Nur Atalay
içimde soğuk bir cumartesi sakladığım o sabah,
duvara kendi nefsimden yonttuğum köstekli bir zaman astım.
ömrümce dört kez doğruyu gösterse yeter.
yıkansam yeter bu dertle dört defa.
kırkı denedim alnımda dikine bir çizgiyle.
kırk biri sana uzattım, dizlerinin üçüncüsü.
canıma sokulup daralttığın halat,
bambaşka bir yara açtı karnımda
tanıyorum bu,
annemin babama gülümsediği hata.
bana kalan, doğrulup doğrusunu aradığım uzun bir yol oldu
kardeşlerin sonuncusu
annemin uykusuzluğuydum.
ne bildimse kendimden bildim bu ahiri yanlışta
kalbime dokunmayın,
yapayalnızdım, ilk onu buldum.
annem buldu beni, babamdan hatıra bir hatayla.
sana, düştüğüm tüm çatılardan üç kırmızı kiremit sakladım.
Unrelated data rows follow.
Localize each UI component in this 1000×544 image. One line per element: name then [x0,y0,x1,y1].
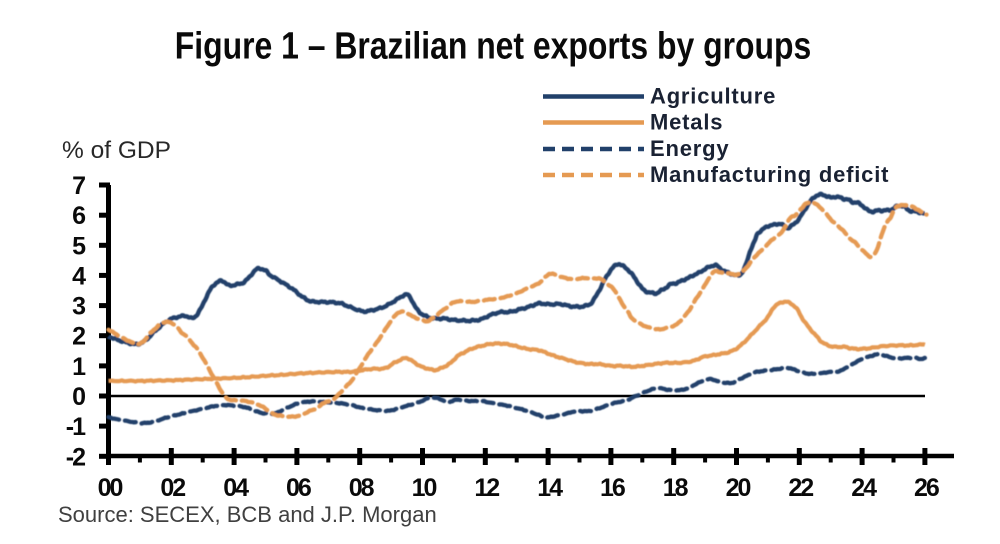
svg-text:24: 24 [851,474,877,502]
svg-text:0: 0 [72,383,85,411]
svg-text:08: 08 [349,474,375,502]
svg-text:10: 10 [412,474,437,502]
svg-text:Manufacturing deficit: Manufacturing deficit [650,162,889,187]
svg-text:Agriculture: Agriculture [650,83,776,108]
svg-text:Figure 1 – Brazilian net expor: Figure 1 – Brazilian net exports by grou… [175,25,812,67]
svg-text:-1: -1 [66,413,86,441]
svg-text:% of GDP: % of GDP [62,137,171,164]
svg-text:4: 4 [72,262,86,290]
svg-text:02: 02 [160,474,185,502]
svg-text:20: 20 [726,474,751,502]
svg-text:04: 04 [223,474,249,502]
svg-text:5: 5 [72,232,86,260]
svg-text:7: 7 [72,172,85,200]
svg-text:1: 1 [72,353,86,381]
svg-text:6: 6 [72,202,85,230]
svg-text:00: 00 [98,474,123,502]
svg-text:16: 16 [600,474,625,502]
svg-text:2: 2 [72,323,85,351]
svg-text:14: 14 [537,474,563,502]
svg-text:Metals: Metals [650,109,723,134]
svg-text:12: 12 [474,474,499,502]
svg-text:18: 18 [663,474,689,502]
svg-text:26: 26 [914,474,939,502]
svg-text:22: 22 [788,474,813,502]
svg-text:Source: SECEX, BCB and J.P. Mo: Source: SECEX, BCB and J.P. Morgan [58,502,437,527]
svg-text:-2: -2 [66,443,85,471]
svg-text:3: 3 [72,293,85,321]
svg-text:Energy: Energy [650,136,729,161]
svg-text:06: 06 [286,474,311,502]
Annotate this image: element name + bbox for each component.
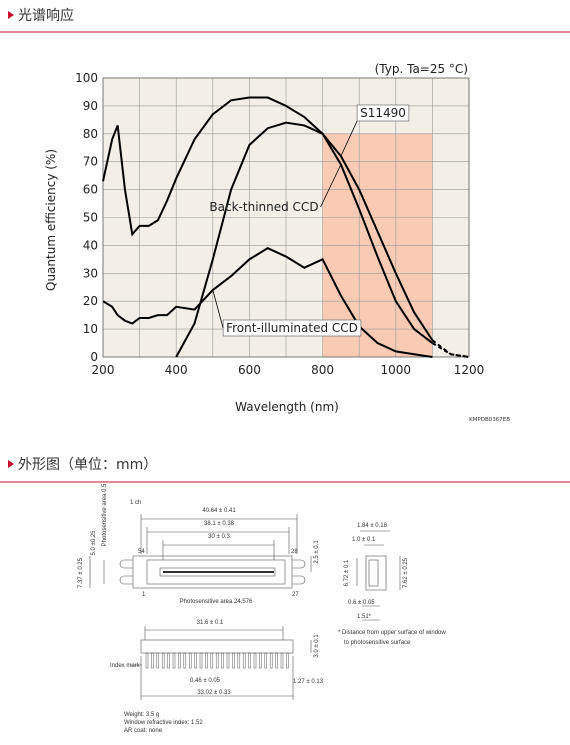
dimension-label: 1.51* xyxy=(357,614,372,620)
plot-frame xyxy=(102,77,470,358)
figure-code: KMPDB0367EB xyxy=(469,417,510,423)
pin xyxy=(194,652,197,669)
dimension-label: 38.1 ± 0.38 xyxy=(204,521,235,527)
pin xyxy=(264,652,268,669)
leader-line xyxy=(212,289,224,329)
pin xyxy=(248,652,251,669)
pin xyxy=(161,652,165,669)
heading-marker xyxy=(8,11,14,19)
dimension-label: 1 ch xyxy=(130,500,141,506)
pin xyxy=(237,652,241,669)
pin xyxy=(275,652,278,669)
dimension-label: 1 xyxy=(142,592,146,598)
dimension-label: * Distance from upper surface of window xyxy=(338,630,446,636)
dimension-labels: Photosensitive area 0.5 1 ch 40.64 ± 0.41 3… xyxy=(78,483,446,734)
y-tick-label: 80 xyxy=(83,127,98,141)
series-label: Back-thinned CCD xyxy=(209,200,318,214)
pin xyxy=(232,652,235,669)
pin xyxy=(253,652,257,669)
dimension-label: Photosensitive area 0.5 xyxy=(102,483,108,546)
annotation: (Typ. Ta=25 °C) xyxy=(375,62,468,76)
pin xyxy=(280,652,284,669)
leader-line xyxy=(320,164,342,208)
pin xyxy=(259,652,262,669)
dimension-label: 54 xyxy=(138,549,145,555)
series-line-dashed xyxy=(431,342,470,358)
y-tick-label: 70 xyxy=(83,155,98,169)
dimension-label: 27 xyxy=(292,592,299,598)
pin xyxy=(145,652,149,669)
dimension-label: 5.0 ±0.25 xyxy=(91,530,97,556)
pin xyxy=(242,652,246,669)
dimension-label: 3.0 ± 0.1 xyxy=(314,634,320,658)
pin xyxy=(226,652,230,669)
series-line xyxy=(102,96,434,344)
pin xyxy=(210,652,214,669)
dimension-label: 0.46 ± 0.05 xyxy=(190,678,221,684)
series-label: S11490 xyxy=(360,106,406,120)
section-title: 外形图（单位：mm） xyxy=(18,457,157,473)
chart: 0 10 20 30 40 50 60 70 80 90 100 200 400 600 800 1000 12… xyxy=(75,71,484,377)
dimension-label: to photosensitive surface xyxy=(344,640,411,646)
dimension-label: 1.0 ± 0.1 xyxy=(352,537,376,543)
leader-line xyxy=(340,120,358,157)
y-tick-label: 30 xyxy=(83,266,98,280)
y-axis-label: Quantum efficiency (%) xyxy=(44,149,58,291)
y-tick-label: 10 xyxy=(83,322,98,336)
dimension-label: 7.37 ± 0.25 xyxy=(78,557,84,588)
label-box xyxy=(356,104,410,122)
dimension-label: Weight: 3.5 g xyxy=(124,712,159,718)
x-axis-label: Wavelength (nm) xyxy=(235,400,339,414)
y-tick-label: 50 xyxy=(83,211,98,225)
y-tick-label: 20 xyxy=(83,294,98,308)
dimension-label: Photosensitive area 24.576 xyxy=(180,599,253,605)
pin xyxy=(183,652,187,669)
x-tick-label: 600 xyxy=(238,363,261,377)
y-tick-label: 90 xyxy=(83,99,98,113)
pin xyxy=(151,652,154,669)
y-tick-label: 40 xyxy=(83,238,98,252)
section-title: 光谱响应 xyxy=(18,7,74,24)
dimension-label: Window refractive index: 1.52 xyxy=(124,720,203,726)
dimension-label: 1.27 ± 0.13 xyxy=(293,679,324,685)
dimension-label: AR coat: none xyxy=(124,728,163,734)
x-tick-label: 1000 xyxy=(381,363,412,377)
pin xyxy=(221,652,224,669)
x-tick-label: 400 xyxy=(165,363,188,377)
dimension-label: 0.6 ± 0.05 xyxy=(348,600,375,606)
pin xyxy=(167,652,170,669)
dimension-label: 40.64 ± 0.41 xyxy=(202,508,236,514)
x-tick-label: 200 xyxy=(92,363,115,377)
pin xyxy=(156,652,160,669)
x-tick-label: 800 xyxy=(311,363,334,377)
dimension-label: 2.5 ± 0.1 xyxy=(314,540,320,564)
pin xyxy=(199,652,203,669)
y-tick-label: 100 xyxy=(75,71,98,85)
dimension-label: 33.02 ± 0.33 xyxy=(197,690,231,696)
series-line xyxy=(175,121,434,358)
pin xyxy=(178,652,181,669)
pin xyxy=(286,652,289,669)
outline-drawing xyxy=(89,514,401,700)
dimension-label: 7.62 ± 0.25 xyxy=(403,557,409,588)
dimension-label: 30 ± 0.3 xyxy=(208,534,230,540)
dimension-label: 1.84 ± 0.18 xyxy=(357,523,388,529)
pin xyxy=(205,652,208,669)
pin xyxy=(188,652,192,669)
y-tick-label: 0 xyxy=(90,350,98,364)
pin xyxy=(172,652,176,669)
pin xyxy=(215,652,219,669)
dimension-label: Index mark xyxy=(110,663,141,669)
dimension-label: 28 xyxy=(291,549,298,555)
dimension-label: 31.6 ± 0.1 xyxy=(197,620,224,626)
series-label: Front-illuminated CCD xyxy=(226,321,358,335)
series-line xyxy=(102,247,433,358)
heading-marker xyxy=(8,460,14,468)
dimension-label: 6.72 ± 0.1 xyxy=(344,559,350,586)
x-tick-label: 1200 xyxy=(454,363,485,377)
y-tick-label: 60 xyxy=(83,183,98,197)
pin xyxy=(269,652,273,669)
üstlerinde, küçüklüğüme değinmiş harfler
elimde gözlerine sürüp yeşerttiğim neşe
kaburgamda doksana koşar bir yükseliş-alçalışla alıştım bu ciğere.
varamadıkça yolu duydum.
sesine bir çiçek ya da saçına bir toka
hiç olmasa oturduğun masaya bin kilometre uzaklıkta
sardım, sarardım, sarıldım saçlarımla.
beni görmeyen senin ağır elindir
yüzüme inen kokundur can çekişen bir ağaçla.
kulaklarım karalı, duymak istemiyorum.
sana bir ses borçlandım yanında susup oturmakla
insan tepelere tırmanırken, aklındakinden atarak atar her adımını
şimdi
aklımın zerreleri koşacak
seni buluncaya kadar
ya da kızgın toprakla kavruluncaya…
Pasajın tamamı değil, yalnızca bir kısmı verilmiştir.